The good news is that subscribers cannot be charged an additional fee in order to benefit from this extended scope.
The Regulation also prohibits services providers, which may be tempted to shirk their new portability obligation, from using "circumvention techniques", such as imposing restrictions on the functionalities of the service in other Member States.
It should be noted however that while a Belgian subscriber may be able to use his or her subscription anywhere in the EU, this does not mean that the subscriber will automatically have access to the full range of online content services offered in the Member State he or she is visiting (e.g. Netflix may propose a better selection in another country than in Belgium). Indeed, the access guaranteed by the Regulation extends only to the services to which the consumer has subscribed in his or her Member State of residence and the content of these services.
In order to prevent abuse, the Regulation provides for a mechanism to verify the subscriber's Member State of residence when entering into or renewing a subscription.
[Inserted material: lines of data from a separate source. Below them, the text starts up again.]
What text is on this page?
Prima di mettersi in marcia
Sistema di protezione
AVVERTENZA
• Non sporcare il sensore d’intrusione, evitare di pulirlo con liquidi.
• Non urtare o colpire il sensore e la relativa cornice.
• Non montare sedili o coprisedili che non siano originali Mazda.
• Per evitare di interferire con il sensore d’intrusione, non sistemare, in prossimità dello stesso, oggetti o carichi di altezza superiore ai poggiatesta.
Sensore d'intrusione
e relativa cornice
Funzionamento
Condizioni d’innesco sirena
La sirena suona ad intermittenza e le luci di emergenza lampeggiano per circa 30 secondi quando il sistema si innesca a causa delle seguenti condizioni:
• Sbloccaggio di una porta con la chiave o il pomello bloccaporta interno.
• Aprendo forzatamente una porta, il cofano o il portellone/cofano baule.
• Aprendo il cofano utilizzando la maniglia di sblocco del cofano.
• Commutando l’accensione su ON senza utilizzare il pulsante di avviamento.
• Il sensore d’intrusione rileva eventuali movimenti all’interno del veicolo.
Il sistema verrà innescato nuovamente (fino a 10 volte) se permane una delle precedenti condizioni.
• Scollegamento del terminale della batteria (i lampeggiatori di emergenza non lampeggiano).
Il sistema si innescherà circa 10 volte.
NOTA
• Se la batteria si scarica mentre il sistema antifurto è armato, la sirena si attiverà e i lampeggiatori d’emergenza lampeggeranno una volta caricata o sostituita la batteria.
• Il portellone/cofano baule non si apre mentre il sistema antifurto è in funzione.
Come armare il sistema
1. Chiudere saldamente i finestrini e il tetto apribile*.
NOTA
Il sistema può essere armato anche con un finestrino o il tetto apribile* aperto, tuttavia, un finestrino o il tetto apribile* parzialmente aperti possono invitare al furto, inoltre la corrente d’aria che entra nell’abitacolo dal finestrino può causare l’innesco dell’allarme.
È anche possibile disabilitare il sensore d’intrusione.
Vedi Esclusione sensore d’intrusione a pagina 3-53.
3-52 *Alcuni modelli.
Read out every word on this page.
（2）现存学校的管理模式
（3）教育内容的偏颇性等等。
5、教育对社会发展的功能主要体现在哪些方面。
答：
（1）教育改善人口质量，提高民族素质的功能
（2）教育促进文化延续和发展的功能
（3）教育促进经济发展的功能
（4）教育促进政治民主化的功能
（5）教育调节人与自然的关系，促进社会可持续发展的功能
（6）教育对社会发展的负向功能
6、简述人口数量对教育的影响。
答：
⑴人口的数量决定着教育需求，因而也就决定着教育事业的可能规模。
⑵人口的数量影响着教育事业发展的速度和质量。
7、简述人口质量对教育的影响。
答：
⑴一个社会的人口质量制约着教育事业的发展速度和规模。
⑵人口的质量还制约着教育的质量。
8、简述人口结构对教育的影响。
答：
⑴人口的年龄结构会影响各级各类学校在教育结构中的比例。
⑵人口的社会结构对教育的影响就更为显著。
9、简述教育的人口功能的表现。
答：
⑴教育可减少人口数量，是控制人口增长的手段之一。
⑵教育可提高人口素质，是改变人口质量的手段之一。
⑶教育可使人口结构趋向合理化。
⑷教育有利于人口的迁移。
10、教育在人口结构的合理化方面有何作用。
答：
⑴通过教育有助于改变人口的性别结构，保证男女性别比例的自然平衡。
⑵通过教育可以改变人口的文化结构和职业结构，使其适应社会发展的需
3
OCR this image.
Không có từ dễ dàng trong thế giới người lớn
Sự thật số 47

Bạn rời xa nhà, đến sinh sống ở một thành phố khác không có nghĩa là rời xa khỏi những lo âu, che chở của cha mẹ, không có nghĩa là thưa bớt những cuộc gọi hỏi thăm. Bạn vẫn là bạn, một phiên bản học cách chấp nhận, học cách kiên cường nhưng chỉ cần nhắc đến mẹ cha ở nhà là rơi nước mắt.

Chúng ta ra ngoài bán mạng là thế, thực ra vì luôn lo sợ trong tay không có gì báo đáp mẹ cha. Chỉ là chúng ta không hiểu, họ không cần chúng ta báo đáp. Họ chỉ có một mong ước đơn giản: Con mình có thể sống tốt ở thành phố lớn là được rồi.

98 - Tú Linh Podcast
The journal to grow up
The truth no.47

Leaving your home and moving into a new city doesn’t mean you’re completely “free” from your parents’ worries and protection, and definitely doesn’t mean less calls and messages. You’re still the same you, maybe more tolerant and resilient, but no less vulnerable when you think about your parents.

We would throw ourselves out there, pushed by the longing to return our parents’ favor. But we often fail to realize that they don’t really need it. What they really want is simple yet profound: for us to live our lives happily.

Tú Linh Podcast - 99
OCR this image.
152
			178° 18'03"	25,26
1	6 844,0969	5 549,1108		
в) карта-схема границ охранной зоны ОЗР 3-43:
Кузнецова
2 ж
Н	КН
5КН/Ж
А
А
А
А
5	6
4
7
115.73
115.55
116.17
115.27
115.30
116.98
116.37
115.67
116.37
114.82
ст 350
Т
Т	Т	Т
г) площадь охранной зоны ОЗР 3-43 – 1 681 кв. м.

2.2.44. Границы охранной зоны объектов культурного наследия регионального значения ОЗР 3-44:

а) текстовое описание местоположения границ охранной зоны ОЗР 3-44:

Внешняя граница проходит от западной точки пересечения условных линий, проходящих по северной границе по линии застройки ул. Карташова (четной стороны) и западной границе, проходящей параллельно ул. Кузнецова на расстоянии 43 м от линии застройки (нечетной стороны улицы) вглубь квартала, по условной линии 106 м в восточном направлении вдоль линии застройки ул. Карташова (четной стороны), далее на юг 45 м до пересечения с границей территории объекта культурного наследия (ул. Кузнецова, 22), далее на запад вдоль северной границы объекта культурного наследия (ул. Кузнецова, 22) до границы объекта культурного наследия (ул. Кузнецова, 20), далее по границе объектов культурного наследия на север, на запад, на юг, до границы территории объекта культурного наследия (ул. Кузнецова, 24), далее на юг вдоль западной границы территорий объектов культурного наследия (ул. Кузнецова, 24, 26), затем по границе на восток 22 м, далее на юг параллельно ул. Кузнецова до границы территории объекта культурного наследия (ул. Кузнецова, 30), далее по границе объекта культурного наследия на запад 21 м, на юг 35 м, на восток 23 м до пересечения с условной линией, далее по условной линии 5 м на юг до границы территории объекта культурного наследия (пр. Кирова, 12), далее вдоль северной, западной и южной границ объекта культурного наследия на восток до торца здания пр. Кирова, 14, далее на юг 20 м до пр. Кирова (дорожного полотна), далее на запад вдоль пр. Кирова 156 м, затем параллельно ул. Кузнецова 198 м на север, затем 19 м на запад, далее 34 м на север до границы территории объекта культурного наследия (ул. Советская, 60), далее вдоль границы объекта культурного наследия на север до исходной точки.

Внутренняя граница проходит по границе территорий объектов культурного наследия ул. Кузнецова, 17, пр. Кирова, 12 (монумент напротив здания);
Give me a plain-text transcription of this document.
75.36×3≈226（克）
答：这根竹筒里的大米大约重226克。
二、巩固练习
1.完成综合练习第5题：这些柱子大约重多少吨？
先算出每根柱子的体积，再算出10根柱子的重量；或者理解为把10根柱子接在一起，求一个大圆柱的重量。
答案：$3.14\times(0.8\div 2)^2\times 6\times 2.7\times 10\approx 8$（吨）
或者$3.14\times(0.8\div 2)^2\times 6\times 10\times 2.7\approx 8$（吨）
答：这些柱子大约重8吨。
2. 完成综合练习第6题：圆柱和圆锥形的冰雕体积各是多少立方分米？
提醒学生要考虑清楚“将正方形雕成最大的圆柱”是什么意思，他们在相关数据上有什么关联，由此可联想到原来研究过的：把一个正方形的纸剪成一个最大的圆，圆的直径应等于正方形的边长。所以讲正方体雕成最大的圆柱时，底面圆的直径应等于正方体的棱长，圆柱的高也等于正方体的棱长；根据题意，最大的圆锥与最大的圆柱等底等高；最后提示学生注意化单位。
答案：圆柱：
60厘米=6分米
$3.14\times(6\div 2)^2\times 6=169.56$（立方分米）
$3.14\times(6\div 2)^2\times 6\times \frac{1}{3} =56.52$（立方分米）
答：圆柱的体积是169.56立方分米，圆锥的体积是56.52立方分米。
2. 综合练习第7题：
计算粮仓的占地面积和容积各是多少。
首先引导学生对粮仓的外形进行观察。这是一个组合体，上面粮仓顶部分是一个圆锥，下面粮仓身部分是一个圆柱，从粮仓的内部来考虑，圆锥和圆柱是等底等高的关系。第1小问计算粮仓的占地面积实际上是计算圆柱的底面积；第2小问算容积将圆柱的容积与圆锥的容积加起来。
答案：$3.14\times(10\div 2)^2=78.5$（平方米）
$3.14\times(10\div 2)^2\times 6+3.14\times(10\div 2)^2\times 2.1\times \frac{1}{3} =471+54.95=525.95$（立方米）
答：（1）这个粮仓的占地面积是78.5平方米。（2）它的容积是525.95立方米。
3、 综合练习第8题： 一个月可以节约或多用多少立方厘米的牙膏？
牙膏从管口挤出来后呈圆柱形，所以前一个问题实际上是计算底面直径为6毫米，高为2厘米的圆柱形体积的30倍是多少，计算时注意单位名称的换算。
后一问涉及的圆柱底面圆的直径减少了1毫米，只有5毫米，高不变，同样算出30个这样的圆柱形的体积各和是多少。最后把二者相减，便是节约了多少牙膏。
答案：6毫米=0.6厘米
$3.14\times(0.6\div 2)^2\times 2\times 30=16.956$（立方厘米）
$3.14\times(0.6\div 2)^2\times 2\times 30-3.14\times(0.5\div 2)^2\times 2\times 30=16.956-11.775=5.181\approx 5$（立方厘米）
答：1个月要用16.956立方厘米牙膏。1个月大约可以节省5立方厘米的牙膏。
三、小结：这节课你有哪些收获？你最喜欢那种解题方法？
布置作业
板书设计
To this end, the Regulation lists various technical and organisation means which may be used to authenticate the subscriber's Member State of residence, such as an identity card, payment information, the place of installation of the subscriber's terminal or decoder, a statement by the subscriber, or verification of the IP address. It should be noted that service providers can use no more than two of these means and must do so in a reasonable, proportionate and efficient manner. For example, information about the subscriber's IP address may be collected but it should not be possible to determine the subscriber's precise location. The proposed Regulation has been adopted by the European Parliament and the Council, the new rules will be applicable nine months after the official publication date of the Regulation.
Let's hope that this summer is the last one in which European holidaymakers are told that "[t]his content is not available in your region".